Spatial Interpolation for Yield Data in Python

Spatial interpolation for yield data converts discrete, noisy harvest monitor point logs into continuous agronomic raster surfaces — the output that makes management zone classification algorithms and variable-rate prescription generation possible. Raw yield points are inherently irregular: they are logged at 1–2 Hz, offset from the actual crop position by GPS latency and header-width geometry, and contaminated by combine speed transients, unloading pauses, and headland turns. Without a rigorous interpolation step that first cleans these artefacts and then fits a spatially coherent model, every downstream prescription inherits systematic bias.

This page covers the full engineering path from a raw yield CSV to a validated, field-masked GeoTIFF, including geostatistical theory, production Python code with Ordinary Kriging and IDW fallback, a parameter reference table, failure-mode analysis, and cross-validation quality gates. The result feeds directly into the Yield Mapping & Variable Rate Prescription Generation pipeline as the foundational continuous layer.

Yield Interpolation Pipeline Five sequential stages of the yield interpolation pipeline from raw harvest monitor points to a field-masked GeoTIFF raster ready for zone classification. Raw Harvest Monitor Points CSV / GeoJSON

Clean & Thin Speed / Moisture Reproject → UTM

Variogram Fit & Model Select Spherical / Exp / Gauss

Kriging Grid or IDW Fallback 5–10 m resolution

Masked COG GeoTIFF + LOOCV Zone-ready output

Prerequisites

Requirement	Detail
Python	3.10+
`geopandas`	≥ 1.0
`rasterio`	≥ 1.3
`pykrige`	≥ 1.7
`scipy`	≥ 1.12
`numpy`	≥ 1.26
`scikit-learn`	≥ 1.4
`shapely`	≥ 2.0

TEXT

pip install "geopandas>=1.0" "rasterio>=1.3" "pykrige>=1.7" \
    "scipy>=1.12" "numpy>=1.26" "scikit-learn>=1.4" "shapely>=2.0"

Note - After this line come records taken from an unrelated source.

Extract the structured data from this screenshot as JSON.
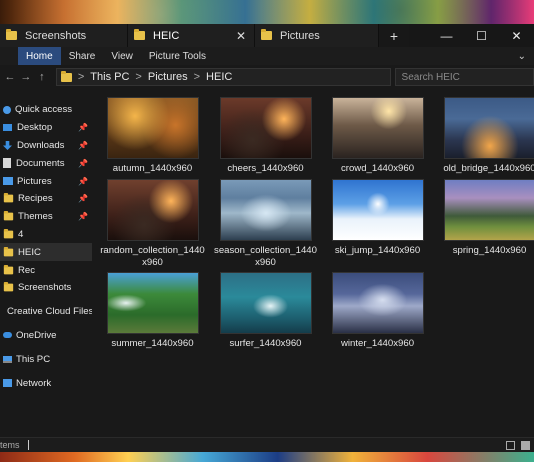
{
  "tabs": [
    {
      "label": "Screenshots",
      "close": ""
    },
    {
      "label": "HEIC",
      "close": "✕"
    },
    {
      "label": "Pictures",
      "close": ""
    }
  ],
  "new_tab": "+",
  "window_controls": {
    "minimize": "—",
    "maximize": "☐",
    "close": "✕"
  },
  "ribbon": {
    "home": "Home",
    "share": "Share",
    "view": "View",
    "picture_tools": "Picture Tools",
    "expand": "⌄"
  },
  "address": {
    "back": "←",
    "forward": "→",
    "up": "↑",
    "crumbs": [
      "This PC",
      "Pictures",
      "HEIC"
    ],
    "separator": ">",
    "search_placeholder": "Search HEIC"
  },
  "sidebar": {
    "items": [
      {
        "label": "Quick access",
        "icon": "star-icon"
      },
      {
        "label": "Desktop",
        "icon": "desktop-icon",
        "pinned": true
      },
      {
        "label": "Downloads",
        "icon": "download-icon",
        "pinned": true
      },
      {
        "label": "Documents",
        "icon": "document-icon",
        "pinned": true
      },
      {
        "label": "Pictures",
        "icon": "pictures-icon",
        "pinned": true
      },
      {
        "label": "Recipes",
        "icon": "folder-icon",
        "pinned": true
      },
      {
        "label": "Themes",
        "icon": "folder-icon",
        "pinned": true
      },
      {
        "label": "4",
        "icon": "folder-icon"
      },
      {
        "label": "HEIC",
        "icon": "folder-icon",
        "selected": true
      },
      {
        "label": "Rec",
        "icon": "folder-icon"
      },
      {
        "label": "Screenshots",
        "icon": "folder-icon"
      },
      {
        "label": "Creative Cloud Files",
        "icon": "creative-cloud-icon"
      },
      {
        "label": "OneDrive",
        "icon": "onedrive-icon"
      },
      {
        "label": "This PC",
        "icon": "pc-icon"
      },
      {
        "label": "Network",
        "icon": "network-icon"
      }
    ],
    "pin_glyph": "📌"
  },
  "files": [
    {
      "name": "autumn_1440x960",
      "thumb": "autumn"
    },
    {
      "name": "cheers_1440x960",
      "thumb": "cheers"
    },
    {
      "name": "crowd_1440x960",
      "thumb": "crowd"
    },
    {
      "name": "old_bridge_1440x960",
      "thumb": "bridge"
    },
    {
      "name": "random_collection_1440x960",
      "thumb": "random"
    },
    {
      "name": "season_collection_1440x960",
      "thumb": "season"
    },
    {
      "name": "ski_jump_1440x960",
      "thumb": "ski"
    },
    {
      "name": "spring_1440x960",
      "thumb": "spring"
    },
    {
      "name": "summer_1440x960",
      "thumb": "summer"
    },
    {
      "name": "surfer_1440x960",
      "thumb": "surfer"
    },
    {
      "name": "winter_1440x960",
      "thumb": "winter"
    }
  ],
  "status": {
    "text": "tems"
  }
}
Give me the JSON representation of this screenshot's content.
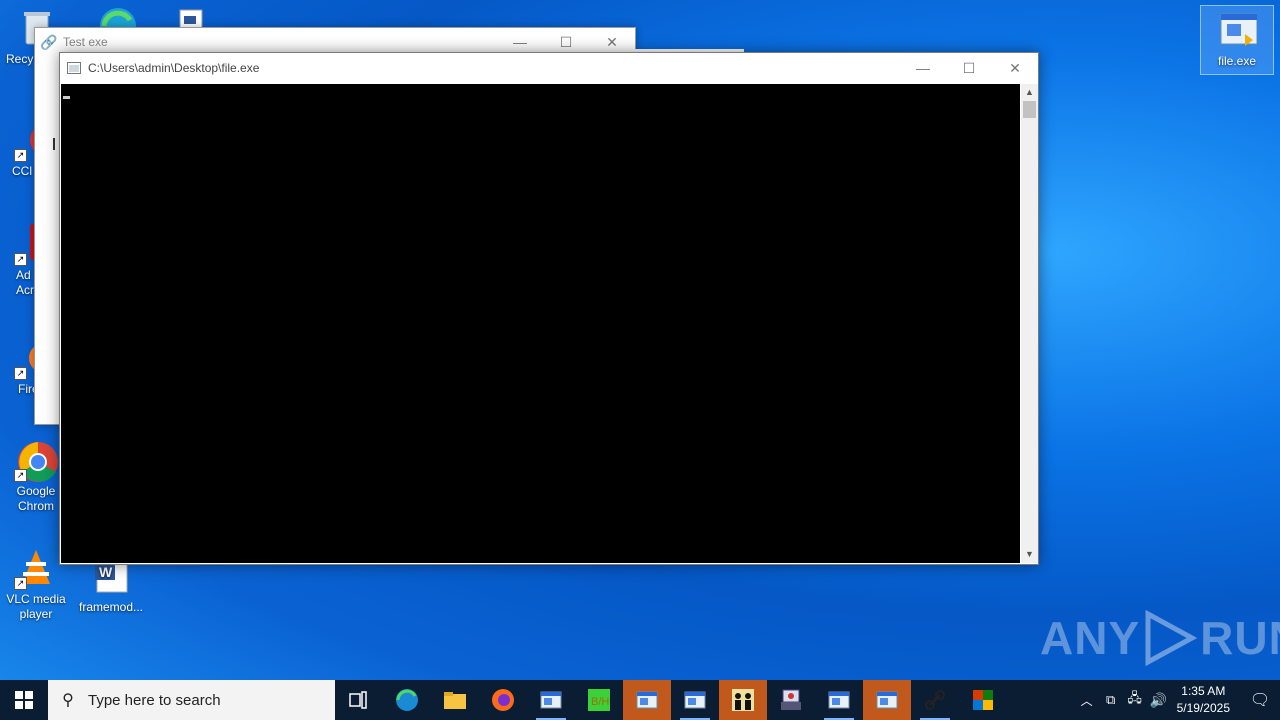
{
  "desktop": {
    "icons": [
      {
        "label": "Recy",
        "name": "recycle-bin"
      },
      {
        "label": "CCl",
        "name": "ccleaner"
      },
      {
        "label": "Ad\nAcr",
        "name": "adobe-acrobat"
      },
      {
        "label": "Fire",
        "name": "firefox"
      },
      {
        "label": "Google\nChrom",
        "name": "google-chrome"
      },
      {
        "label": "VLC media\nplayer",
        "name": "vlc"
      },
      {
        "label": "framemod...",
        "name": "word-doc"
      },
      {
        "label": "file.exe",
        "name": "file-exe"
      }
    ]
  },
  "back_window": {
    "title": "Test exe"
  },
  "console_window": {
    "title": "C:\\Users\\admin\\Desktop\\file.exe"
  },
  "watermark": {
    "text_left": "ANY",
    "text_right": "RUN"
  },
  "taskbar": {
    "search_placeholder": "Type here to search",
    "time": "1:35 AM",
    "date": "5/19/2025"
  },
  "colors": {
    "desktop": "#0b74e6",
    "taskbar": "#0b1d33",
    "console_bg": "#000000",
    "active_task": "#c2591c"
  }
}
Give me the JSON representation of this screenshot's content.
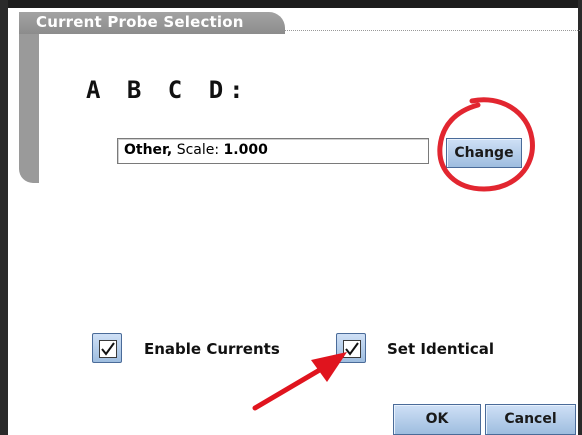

Input data format: A yield monitor CSV or GeoJSON containing at minimum: geometry (point), yield_tha (t/ha or bu/ac — state units explicitly), moisture_pct, speed_kmh, and timestamp. All geometries must share a single CRS; a projected system with metric units (e.g., EPSG:32614, EPSG:32630) is required before any distance calculation. An accompanying field boundary polygon GeoDataFrame is needed for masking.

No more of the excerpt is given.